Prepare for some lame & dodgy dad jokes that are so cringey, they’re actually hilarious! These jokes feature the cheesiest puns, awkward punchlines, and the kind of dad humor that makes you laugh despite yourself. Whether you love groaning or just enjoy a good eye-roll, our lame & dodgy dad jokes will deliver the perfect blend of silliness and charm. Explore the most delightfully awkward dad jokes that are sure to entertain!

Why can't a nose be 12 inches long? Because then it would be a foot.'

The pony couldn't sing because it was a little horse.

I think my wife is putting glue on my antique guns collection. She denies it but I'm sticking to my guns.

What did one wall say to the other?' 'I'll meet you at the corner.'

I'm so good at sleeping, I can do it with my eyes closed!'

What do you call a typo on a headstone? A grave mistake.
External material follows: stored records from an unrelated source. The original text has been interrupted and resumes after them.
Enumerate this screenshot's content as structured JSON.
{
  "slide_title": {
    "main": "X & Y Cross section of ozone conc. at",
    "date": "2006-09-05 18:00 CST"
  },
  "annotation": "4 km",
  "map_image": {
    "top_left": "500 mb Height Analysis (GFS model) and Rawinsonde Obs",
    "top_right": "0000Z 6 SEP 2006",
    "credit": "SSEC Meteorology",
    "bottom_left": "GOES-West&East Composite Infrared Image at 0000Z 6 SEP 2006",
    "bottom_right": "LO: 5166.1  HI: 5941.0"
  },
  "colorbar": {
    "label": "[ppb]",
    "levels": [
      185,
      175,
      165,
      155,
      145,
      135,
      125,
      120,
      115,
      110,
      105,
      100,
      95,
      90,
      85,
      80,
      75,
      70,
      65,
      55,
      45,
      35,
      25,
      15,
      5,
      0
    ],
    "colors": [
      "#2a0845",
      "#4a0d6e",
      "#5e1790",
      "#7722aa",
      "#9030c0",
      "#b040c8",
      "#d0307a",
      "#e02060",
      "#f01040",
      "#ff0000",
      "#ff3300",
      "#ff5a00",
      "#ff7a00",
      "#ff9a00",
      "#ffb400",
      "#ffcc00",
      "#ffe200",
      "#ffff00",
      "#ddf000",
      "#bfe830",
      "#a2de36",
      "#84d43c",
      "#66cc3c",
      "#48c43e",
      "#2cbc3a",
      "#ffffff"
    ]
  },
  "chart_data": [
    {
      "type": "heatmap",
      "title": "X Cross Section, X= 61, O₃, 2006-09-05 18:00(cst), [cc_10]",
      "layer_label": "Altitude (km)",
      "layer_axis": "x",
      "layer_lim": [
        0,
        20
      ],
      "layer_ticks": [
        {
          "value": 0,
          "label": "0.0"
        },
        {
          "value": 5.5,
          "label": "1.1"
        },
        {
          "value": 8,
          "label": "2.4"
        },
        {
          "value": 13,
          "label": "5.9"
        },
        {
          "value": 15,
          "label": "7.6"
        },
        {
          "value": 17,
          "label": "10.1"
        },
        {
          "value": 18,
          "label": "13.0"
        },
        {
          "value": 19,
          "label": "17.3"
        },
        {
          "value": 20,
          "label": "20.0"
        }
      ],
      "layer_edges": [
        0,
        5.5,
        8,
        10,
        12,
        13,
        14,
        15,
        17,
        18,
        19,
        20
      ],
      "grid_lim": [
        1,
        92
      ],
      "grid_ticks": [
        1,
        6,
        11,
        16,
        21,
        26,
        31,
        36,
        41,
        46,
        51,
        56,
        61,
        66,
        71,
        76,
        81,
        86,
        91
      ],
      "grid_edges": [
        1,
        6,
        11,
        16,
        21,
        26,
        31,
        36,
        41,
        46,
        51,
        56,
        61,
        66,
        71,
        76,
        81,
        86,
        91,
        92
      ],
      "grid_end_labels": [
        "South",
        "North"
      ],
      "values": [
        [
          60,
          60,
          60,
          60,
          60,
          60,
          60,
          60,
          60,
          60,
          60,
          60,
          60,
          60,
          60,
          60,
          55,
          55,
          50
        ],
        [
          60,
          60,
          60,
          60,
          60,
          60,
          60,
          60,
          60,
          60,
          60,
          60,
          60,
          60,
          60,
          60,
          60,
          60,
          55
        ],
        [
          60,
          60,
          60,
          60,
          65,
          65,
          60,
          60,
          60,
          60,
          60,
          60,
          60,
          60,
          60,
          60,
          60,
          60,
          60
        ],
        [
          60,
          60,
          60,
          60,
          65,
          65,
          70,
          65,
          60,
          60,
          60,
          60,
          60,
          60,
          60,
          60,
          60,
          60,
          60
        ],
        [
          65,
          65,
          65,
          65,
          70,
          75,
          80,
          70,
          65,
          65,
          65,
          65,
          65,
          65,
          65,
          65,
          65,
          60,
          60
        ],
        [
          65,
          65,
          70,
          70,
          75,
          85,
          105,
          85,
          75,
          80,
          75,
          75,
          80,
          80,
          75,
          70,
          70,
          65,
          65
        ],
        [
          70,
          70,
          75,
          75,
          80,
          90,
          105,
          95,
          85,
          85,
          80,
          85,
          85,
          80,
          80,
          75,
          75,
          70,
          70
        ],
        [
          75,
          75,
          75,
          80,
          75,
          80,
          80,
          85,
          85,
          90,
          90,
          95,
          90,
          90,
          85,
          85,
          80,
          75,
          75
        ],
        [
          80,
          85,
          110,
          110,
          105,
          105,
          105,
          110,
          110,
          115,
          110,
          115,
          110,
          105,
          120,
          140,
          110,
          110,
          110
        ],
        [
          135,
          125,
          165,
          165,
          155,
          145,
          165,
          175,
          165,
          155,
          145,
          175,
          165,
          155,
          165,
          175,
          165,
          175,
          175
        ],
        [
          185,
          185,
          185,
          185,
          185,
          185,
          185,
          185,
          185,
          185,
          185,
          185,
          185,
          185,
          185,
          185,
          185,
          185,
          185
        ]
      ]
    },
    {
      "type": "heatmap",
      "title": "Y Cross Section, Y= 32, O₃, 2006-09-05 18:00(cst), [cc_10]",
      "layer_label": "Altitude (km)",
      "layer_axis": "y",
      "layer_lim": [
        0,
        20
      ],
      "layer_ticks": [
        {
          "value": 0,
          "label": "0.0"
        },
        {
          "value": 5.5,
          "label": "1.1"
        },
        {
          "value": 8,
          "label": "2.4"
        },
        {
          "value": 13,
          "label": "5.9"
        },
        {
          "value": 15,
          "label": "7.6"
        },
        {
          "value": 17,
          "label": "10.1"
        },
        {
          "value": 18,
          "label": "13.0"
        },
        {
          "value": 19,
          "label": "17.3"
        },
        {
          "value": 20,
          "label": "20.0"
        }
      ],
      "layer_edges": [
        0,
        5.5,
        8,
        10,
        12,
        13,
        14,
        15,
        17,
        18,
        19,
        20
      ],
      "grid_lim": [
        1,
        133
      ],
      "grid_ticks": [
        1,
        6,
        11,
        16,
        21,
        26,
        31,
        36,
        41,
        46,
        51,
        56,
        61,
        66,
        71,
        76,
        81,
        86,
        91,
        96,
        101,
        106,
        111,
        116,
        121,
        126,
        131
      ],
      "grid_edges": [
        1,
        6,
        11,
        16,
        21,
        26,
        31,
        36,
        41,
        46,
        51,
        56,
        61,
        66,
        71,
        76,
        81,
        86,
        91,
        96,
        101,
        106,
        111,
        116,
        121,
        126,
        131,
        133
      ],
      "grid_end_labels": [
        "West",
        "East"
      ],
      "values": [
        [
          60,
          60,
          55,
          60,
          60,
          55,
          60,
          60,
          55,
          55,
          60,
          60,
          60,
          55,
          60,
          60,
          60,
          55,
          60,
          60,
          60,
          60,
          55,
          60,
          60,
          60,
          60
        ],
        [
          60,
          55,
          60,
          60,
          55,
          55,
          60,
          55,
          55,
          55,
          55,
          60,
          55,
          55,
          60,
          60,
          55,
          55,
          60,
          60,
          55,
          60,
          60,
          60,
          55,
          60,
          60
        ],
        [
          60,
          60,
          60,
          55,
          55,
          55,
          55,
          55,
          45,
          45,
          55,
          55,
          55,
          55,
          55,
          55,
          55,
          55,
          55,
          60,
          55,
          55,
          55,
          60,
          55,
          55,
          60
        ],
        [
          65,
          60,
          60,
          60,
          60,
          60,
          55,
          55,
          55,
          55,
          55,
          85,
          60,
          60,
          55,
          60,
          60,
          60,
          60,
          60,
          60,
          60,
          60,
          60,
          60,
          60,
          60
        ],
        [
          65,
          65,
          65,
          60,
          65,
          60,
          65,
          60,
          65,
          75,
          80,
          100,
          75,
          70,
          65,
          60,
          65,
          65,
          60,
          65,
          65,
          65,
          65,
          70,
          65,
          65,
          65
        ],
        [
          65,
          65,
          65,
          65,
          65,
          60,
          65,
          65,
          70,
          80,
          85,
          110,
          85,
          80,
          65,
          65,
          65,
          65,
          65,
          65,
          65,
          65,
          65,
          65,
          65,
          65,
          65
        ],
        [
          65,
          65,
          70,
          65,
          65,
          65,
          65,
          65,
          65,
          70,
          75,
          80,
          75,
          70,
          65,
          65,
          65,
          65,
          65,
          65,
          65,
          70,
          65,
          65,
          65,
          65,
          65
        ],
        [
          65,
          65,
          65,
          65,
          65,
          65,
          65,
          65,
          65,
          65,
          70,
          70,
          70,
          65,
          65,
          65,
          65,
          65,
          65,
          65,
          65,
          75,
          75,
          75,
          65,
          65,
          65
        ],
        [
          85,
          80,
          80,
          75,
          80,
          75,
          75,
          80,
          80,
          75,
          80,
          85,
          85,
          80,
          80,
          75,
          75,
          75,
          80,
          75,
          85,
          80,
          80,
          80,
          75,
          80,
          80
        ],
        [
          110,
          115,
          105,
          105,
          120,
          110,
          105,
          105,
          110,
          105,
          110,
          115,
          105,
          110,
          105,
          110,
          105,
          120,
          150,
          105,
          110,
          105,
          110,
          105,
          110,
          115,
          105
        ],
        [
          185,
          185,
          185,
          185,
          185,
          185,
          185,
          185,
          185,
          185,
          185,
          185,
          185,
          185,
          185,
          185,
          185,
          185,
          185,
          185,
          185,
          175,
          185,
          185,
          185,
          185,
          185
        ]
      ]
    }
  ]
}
My ex and I had a very amicable divorce. I know this because when I posted on Facebook, 'I’m getting a divorce,' she was the first one to like it.

Why shouldn't you tell an egg a joke? It'll crack up.

Does anybody know where a guy can find a person to hang out with, talk to, and enjoy spending time with? I'm just asking for a friend.

Stop looking for the perfect match; use a lighter.

A magician was walking down the street — then he turned into a store.

I went to the zoo and saw a baguette in a cage. The zookeeper said it was bread in captivity.

I came up with a get rich quick scheme to sell Indian sourdough bread you bake at home ...but it turned out that plan was a Naan starter.

Apparently there’s a battle for the rights to Star Wars aftershave. It’s “The Cologne Wars.”

When you have a pillow fight with a memory foam pillow, that's a pillow fight you'll never forget.